Her mother was killed in the Democratic Republic of Congo's Virunga National Park, but baby gorilla Miza was rescued. Craig Hatkoff hopes his book "Looking for Miza" will raise awareness about the endangered mountain gorillas.
/ Source: Reuters

The cold-blooded murder of about 10 of Congo's endangered mountain gorillas last year horrified author Craig Hatkoff until one glimmer of hope emerged — the rescue of an orphaned baby gorilla.

The baby, named Miza, was feared dead as her mother was among the gorillas killed in the Democratic Republic of Congo's Virunga National Park, home to 380 of the world's 720 mountain gorillas.

But after several days lost in the jungle, Miza was rescued by her father, silverback gorilla Kabirizi, and brought back to live with her family to be raised by her sister and half-brother.

The story inspired New York-based Hatkoff to write “Looking for Miza: The True Story of the Mountain Gorilla Family Who Rescued One of Their Own,” along with his daughters Isabella, 9, and Juliana, 13, as the centerpiece of a campaign to help save the gentle giants that range across the borders of Uganda, Rwanda and of the Democratic Republic of Congo.

It is not the first animal story by Hatkoff. He has previously written books about the polar bear Knut who became an icon for global warming and about the friendship of a tortoise and hippo, Owen and Mzee, after the southeast Asian tsunami.

“Miza's true story is a life-affirming tale of hope and courage. I think the appeal of this story is that gorillas are about 98 percent human from a genetic standpoint and it is like we are looking into a mirror at ourselves,” Hatkoff told Reuters.

“My guess is you could put a name, face and nose print to every mountain gorilla left on the planet and it becomes a powerful metaphor because if we can't save the mountain gorillas what does it say about the other species we have to save.”

Campaigning for gorillas
Hatkoff wants to use the book, released this week by Scholastic, as a centerpiece of a campaign to raise awareness about the endangered mountain gorillas and help the people living in the Great Lakes area of Africa.

“This is a war-torn area of the world and the loss of habitat and economic problems like the charcoal mafia have created a crisis,” said Hatkoff.

“This is not longer just about saving the gorillas but we have to save the people there too who need clean water, food security, education and health care. These are complicated problems but they are solvable.”
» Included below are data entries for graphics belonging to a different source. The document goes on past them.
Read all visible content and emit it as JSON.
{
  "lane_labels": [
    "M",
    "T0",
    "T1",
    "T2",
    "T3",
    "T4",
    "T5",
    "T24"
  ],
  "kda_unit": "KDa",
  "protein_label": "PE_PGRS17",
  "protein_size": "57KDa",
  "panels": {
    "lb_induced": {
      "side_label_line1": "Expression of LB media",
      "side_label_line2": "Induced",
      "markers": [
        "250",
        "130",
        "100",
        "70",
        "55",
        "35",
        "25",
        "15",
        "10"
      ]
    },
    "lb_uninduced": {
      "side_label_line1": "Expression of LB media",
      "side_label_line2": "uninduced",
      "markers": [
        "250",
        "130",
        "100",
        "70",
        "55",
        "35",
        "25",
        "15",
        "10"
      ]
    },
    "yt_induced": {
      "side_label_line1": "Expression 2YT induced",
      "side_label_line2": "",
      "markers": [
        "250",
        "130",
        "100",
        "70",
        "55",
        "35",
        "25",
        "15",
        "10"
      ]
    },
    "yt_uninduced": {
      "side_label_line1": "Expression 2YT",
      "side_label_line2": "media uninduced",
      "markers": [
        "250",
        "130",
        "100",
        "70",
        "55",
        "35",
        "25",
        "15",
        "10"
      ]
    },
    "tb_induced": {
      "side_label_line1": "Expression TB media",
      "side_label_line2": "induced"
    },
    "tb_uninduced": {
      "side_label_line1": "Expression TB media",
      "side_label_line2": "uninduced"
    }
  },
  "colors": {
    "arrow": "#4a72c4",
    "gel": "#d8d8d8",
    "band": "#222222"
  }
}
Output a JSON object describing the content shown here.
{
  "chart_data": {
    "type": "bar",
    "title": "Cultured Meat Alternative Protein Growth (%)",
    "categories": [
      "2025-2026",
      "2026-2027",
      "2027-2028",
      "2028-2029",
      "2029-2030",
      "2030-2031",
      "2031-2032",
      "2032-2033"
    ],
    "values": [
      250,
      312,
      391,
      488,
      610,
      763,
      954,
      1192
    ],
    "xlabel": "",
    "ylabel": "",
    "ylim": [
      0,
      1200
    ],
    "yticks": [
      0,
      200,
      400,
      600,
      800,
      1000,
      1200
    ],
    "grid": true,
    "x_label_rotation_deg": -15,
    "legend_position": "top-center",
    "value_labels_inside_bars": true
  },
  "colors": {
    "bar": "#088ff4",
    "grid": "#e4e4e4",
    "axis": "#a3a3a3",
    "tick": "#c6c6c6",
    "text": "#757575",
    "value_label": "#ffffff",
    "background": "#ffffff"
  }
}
His company Turtle Pond Publications has joined forces with Scholastic, Wildlife Direct, the Desmond Tutu Peace Foundation and the Clinton Global Initiative founded by Bill Clinton to raise awareness about Africa's endangered mountain gorillas.

The book will be at the core of the campaign with a children's summit on gorillas with U.S.-wide webcast planned and websites to get people involved and show how they can help.

“These true stories can create an emotional connection to real animals and the idea here is to say what you can do about it and you can become part of the story,” said Hatkoff.

“Mountain gorillas must be the most magnificent species on the planet and if this campaign works, it will work for tigers, for people as well.”